With regard to patient perceptions, low appointment expectancy predicted higher risk for non-adherence. This finding extends prior work examining perceptions of care (Beach et al., 2006; Fischer et al., 2009). Results suggest that education about the purpose of HIV care may hold benefit as a target for change. Findings also showed that more than half of the sample endorsed shame about being HIV-infected. However, the overwhelming majority felt the clinic staff understood the challenges of living with HIV, and neither factor independently predicted adherence status. Importantly, while MSM were highly likely to endorse that they would be able to keep all scheduled appointments during the next year, this belief was only marginally related to subsequent risk for non-adherence. Intervening to enhance problem-solving skills may increase care engagement for patients whose perceived health efficacy does not translate to actual behaviors.

Current findings should be interpreted with attention to study limitations. This study focused on MSM in care at FH, and it is unknown whether results would generalize to other groups or to MSM in other types of care settings. Also, since recruitment was conducted on-site at FH during a 3.5-year recruitment window, more frequent visit attendance might have increased the likelihood of being approached for recruitment, leading to possible underestimation of non-adherence in this study sample. Within the current sample, patient perceptions were such that most MSM endorsed good health, positive attitudes about staff, and strong sense of appointment expectancy and self-efficacy. This relative lack of variability, as well as limited psychometric data supporting these items may have limited our ability to detect actual risks associated with these perceptions.

For the current analysis, hypothesized risk factors were selected based on prior research but do not represent an exhaustive list. Other suggested influences such as co-infection with hepatitis C (Giordano et al., 2003) or practical barriers such as lack of transportation to clinic visits were not addressed. Furthermore, we did not collect data on patient-reported reasons for non-adherence, and some missed appointments may have reflected specific circumstances such as inpatient hospitalizations of which the clinic was not advised. It is possible that risk factors for appointment non-adherence may vary among subsets of patients such as those with or without serious health problems or cognitive or functional impairment related to HIV and comorbid conditions. These hypotheses should be tested in future work identifying risk factors for appointment adherence and subsequent HIV outcomes.

In sum, findings indicate that missing HIV medical appointments is prevalent among HIV-infected MSM, even in settings where clinic staff members are perceived as supportive and sexual minority stigmatization is minimized.
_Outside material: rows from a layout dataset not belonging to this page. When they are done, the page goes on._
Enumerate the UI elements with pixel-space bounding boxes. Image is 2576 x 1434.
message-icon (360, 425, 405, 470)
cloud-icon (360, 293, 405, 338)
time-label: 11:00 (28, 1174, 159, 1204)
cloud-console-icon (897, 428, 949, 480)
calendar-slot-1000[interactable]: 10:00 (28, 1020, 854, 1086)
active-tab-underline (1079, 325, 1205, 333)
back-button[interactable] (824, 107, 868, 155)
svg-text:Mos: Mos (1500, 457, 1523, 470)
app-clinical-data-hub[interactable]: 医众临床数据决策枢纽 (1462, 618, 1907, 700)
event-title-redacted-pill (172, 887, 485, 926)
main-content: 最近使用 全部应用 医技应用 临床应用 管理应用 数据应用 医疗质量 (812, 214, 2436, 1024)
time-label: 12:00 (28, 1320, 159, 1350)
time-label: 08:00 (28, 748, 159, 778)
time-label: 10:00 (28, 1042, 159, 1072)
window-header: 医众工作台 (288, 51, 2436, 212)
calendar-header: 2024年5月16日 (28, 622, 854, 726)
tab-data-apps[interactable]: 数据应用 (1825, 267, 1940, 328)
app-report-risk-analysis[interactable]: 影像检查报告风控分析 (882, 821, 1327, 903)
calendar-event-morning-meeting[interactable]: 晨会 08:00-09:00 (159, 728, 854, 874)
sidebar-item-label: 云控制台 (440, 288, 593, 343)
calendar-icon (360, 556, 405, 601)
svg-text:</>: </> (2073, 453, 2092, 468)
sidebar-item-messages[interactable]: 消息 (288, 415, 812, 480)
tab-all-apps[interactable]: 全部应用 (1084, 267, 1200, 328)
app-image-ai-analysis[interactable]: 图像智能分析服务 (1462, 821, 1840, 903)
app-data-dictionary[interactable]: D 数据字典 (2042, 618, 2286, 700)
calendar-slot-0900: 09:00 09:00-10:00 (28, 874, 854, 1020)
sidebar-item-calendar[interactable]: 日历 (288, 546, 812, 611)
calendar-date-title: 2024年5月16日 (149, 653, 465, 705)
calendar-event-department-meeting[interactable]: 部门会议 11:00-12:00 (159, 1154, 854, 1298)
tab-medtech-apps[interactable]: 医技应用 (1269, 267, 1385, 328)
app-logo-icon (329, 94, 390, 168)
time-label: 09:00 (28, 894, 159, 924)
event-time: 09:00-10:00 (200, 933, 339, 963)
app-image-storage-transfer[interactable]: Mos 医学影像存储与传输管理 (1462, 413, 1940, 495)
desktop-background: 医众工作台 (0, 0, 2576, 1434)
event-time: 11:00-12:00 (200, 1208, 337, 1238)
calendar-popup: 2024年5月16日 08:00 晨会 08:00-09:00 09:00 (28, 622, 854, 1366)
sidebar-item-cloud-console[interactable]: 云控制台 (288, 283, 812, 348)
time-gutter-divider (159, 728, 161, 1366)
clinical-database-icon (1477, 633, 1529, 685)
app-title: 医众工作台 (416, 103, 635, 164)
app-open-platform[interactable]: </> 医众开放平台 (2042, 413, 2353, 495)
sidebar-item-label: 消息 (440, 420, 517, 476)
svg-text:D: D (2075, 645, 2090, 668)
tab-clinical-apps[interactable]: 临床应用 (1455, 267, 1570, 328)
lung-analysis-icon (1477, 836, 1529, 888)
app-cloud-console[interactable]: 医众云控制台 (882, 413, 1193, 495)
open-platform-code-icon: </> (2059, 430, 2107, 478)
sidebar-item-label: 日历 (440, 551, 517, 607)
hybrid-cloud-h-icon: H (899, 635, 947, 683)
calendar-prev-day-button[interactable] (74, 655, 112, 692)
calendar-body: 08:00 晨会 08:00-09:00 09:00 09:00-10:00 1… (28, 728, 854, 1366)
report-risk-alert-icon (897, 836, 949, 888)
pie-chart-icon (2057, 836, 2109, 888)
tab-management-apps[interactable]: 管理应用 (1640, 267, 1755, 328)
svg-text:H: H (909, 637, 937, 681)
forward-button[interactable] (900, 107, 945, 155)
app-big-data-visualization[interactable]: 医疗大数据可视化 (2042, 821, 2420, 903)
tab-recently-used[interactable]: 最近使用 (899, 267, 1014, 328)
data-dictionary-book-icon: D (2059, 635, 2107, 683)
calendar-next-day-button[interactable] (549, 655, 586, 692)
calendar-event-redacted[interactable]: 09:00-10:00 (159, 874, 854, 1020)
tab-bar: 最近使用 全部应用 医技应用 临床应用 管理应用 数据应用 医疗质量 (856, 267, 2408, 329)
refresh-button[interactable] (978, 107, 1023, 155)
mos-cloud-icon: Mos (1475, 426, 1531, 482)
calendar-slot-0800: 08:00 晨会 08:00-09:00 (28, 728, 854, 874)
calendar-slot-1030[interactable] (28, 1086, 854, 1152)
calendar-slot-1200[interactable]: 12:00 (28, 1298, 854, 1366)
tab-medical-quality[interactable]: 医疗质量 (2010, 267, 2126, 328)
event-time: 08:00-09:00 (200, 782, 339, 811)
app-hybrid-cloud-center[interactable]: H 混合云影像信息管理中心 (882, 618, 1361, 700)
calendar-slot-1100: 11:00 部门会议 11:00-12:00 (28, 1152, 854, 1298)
Socioeconomic barriers to care need to be addressed but represent only a portion of risk for care disengagement. MSM who are younger or of racial/ethnic minority status are at greater risk for missing appointments, independent of socioeconomic factors. Depression and low appointment expectancy and self-efficacy represent risks that may be amenable to intervention. The current findings help identify patients who may benefit from more intensive assessment and intervention to reduce depression symptoms and problem-solve healthcare barriers.